We both know companies that are bringing really interesting projects to the Czech Republic. But many of them are just seeking cheap labor. What a local player like StartupYard can do, is not necessarily (just to) get bigger, but really promote how important these small local companies are for the Czech economy, and for our future as a country. We have to own our own ideas in the future. We can’t just work on other people’s.

For politicians and big players, it’s too intangible to understand – too fine-grained to grasp. So we need to explain and be patient and promote how important this process [of developing our own products] is. When they start to listen, then we need to talk about how the government can support it.

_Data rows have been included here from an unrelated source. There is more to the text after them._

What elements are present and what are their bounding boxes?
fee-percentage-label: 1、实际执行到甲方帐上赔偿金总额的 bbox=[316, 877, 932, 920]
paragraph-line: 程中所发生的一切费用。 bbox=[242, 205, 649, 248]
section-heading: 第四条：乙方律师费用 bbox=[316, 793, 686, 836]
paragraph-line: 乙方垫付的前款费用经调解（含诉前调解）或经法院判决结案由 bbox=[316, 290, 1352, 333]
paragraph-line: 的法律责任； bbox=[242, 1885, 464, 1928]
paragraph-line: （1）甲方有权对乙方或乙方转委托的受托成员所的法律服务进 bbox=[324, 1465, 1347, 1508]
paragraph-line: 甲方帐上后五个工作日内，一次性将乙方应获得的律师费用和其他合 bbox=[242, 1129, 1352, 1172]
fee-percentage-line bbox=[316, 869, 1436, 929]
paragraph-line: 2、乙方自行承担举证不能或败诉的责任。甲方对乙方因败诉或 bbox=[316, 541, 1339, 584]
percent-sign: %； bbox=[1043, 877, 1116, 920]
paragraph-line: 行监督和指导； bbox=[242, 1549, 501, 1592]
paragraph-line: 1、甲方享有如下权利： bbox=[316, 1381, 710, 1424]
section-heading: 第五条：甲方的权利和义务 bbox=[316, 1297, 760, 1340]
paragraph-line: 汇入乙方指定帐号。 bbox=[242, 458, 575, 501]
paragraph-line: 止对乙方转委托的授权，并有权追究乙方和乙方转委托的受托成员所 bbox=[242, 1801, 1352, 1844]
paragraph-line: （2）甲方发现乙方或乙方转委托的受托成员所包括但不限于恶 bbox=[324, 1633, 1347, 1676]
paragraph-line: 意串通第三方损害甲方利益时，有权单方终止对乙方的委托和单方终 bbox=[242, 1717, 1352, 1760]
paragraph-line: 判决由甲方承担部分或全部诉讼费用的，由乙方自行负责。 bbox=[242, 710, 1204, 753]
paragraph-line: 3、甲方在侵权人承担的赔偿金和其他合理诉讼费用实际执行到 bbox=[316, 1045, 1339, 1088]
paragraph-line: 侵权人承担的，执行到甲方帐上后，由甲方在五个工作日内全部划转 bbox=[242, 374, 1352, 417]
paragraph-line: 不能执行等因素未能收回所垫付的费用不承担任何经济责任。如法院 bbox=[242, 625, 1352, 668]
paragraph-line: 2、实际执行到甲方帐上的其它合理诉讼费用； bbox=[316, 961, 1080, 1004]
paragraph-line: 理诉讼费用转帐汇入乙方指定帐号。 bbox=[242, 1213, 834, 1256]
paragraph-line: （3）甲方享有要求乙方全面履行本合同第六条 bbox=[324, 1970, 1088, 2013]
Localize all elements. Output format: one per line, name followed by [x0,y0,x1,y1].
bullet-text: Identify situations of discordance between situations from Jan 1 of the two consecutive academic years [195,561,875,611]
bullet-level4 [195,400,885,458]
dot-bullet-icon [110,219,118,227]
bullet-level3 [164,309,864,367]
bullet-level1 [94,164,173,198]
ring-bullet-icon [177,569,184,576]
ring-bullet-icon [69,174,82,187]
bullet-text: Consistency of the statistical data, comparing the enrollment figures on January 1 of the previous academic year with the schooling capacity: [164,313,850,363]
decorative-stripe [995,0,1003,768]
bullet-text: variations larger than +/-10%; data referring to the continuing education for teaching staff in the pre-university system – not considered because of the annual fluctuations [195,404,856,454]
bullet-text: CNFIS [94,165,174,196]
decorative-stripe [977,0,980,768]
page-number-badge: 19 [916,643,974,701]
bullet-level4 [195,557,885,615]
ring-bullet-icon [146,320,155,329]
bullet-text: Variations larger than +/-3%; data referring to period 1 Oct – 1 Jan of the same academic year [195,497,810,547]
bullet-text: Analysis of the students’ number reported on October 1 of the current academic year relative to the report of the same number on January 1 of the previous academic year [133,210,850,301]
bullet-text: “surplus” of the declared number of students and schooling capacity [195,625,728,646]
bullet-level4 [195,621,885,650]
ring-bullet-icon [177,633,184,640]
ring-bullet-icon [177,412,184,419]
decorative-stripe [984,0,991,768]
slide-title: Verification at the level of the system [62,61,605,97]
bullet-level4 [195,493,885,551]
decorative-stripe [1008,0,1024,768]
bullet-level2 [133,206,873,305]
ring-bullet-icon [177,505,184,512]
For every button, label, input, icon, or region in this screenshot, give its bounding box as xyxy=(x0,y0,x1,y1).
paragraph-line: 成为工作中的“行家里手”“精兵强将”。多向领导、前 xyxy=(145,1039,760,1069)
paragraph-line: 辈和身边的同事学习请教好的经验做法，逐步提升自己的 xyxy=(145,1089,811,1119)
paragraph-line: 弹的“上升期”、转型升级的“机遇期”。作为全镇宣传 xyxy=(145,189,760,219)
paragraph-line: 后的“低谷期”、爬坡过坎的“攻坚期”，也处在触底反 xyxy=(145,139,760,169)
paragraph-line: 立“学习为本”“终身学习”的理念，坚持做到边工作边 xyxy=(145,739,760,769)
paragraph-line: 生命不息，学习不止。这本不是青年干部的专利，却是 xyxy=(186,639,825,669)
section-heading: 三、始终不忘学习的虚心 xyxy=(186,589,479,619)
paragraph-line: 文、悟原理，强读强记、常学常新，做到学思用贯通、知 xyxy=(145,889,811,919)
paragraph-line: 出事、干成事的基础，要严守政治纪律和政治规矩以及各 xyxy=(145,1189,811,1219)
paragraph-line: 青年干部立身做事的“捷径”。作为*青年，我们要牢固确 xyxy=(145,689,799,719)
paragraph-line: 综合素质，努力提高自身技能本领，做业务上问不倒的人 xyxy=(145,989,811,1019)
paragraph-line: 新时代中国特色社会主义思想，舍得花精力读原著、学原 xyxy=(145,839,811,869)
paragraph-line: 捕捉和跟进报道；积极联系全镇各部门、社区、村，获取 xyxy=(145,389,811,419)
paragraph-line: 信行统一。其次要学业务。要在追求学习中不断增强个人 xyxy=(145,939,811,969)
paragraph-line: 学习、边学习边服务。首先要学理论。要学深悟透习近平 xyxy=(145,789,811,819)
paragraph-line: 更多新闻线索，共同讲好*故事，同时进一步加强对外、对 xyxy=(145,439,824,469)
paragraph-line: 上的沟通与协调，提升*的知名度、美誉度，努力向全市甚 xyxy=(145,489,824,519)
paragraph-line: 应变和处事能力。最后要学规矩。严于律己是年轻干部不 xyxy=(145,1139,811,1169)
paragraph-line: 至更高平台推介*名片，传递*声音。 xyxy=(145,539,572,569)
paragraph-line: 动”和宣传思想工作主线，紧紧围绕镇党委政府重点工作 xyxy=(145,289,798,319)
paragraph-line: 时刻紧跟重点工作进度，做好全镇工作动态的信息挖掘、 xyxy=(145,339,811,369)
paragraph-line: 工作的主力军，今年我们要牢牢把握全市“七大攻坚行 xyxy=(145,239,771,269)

Like with new education, immigration, and employment policies.

That’s exactly what I was thinking – particularly about education. Our open borders relationship with Slovakia for example.

There’s a big difference between people who come to study, and those who come to work, generally. I don’t like to categorize people so strictly, but there’s a difference between someone who comes to get their education, and a person who only comes here to make a living.

School influences our thinking and our values. A person who comes here at an early age learns how to work in this culture, and how to improve it as well. Plus, they have a very positive influence in challenging and bringing new ideas into our culture, through our native students, which is very important. It introduces healthy competition, new ideas, diversity, and new talent. It also brings new perspectives and shapes our students, making them more open to new ideas and cultures.  

Of course, If you are used to travelling for your work, it needs to be easy to do in the Czech Republic. We have to be welcoming to people who find this a good place to work, but we need to encourage even more people to come and be educated here as well. When you decide to study here, it’s much more difficult to do, and the most motivated people decided to do that.

So I’m very glad that we provide the same conditions for foreign students to study here as we do for our own citizens. Well, those who don’t understand Czech still have to pay for teaching in English, but even that is changing and will change in the future. Education accessible under the same rules and conditions for all who qualify. That’s the right thing to do.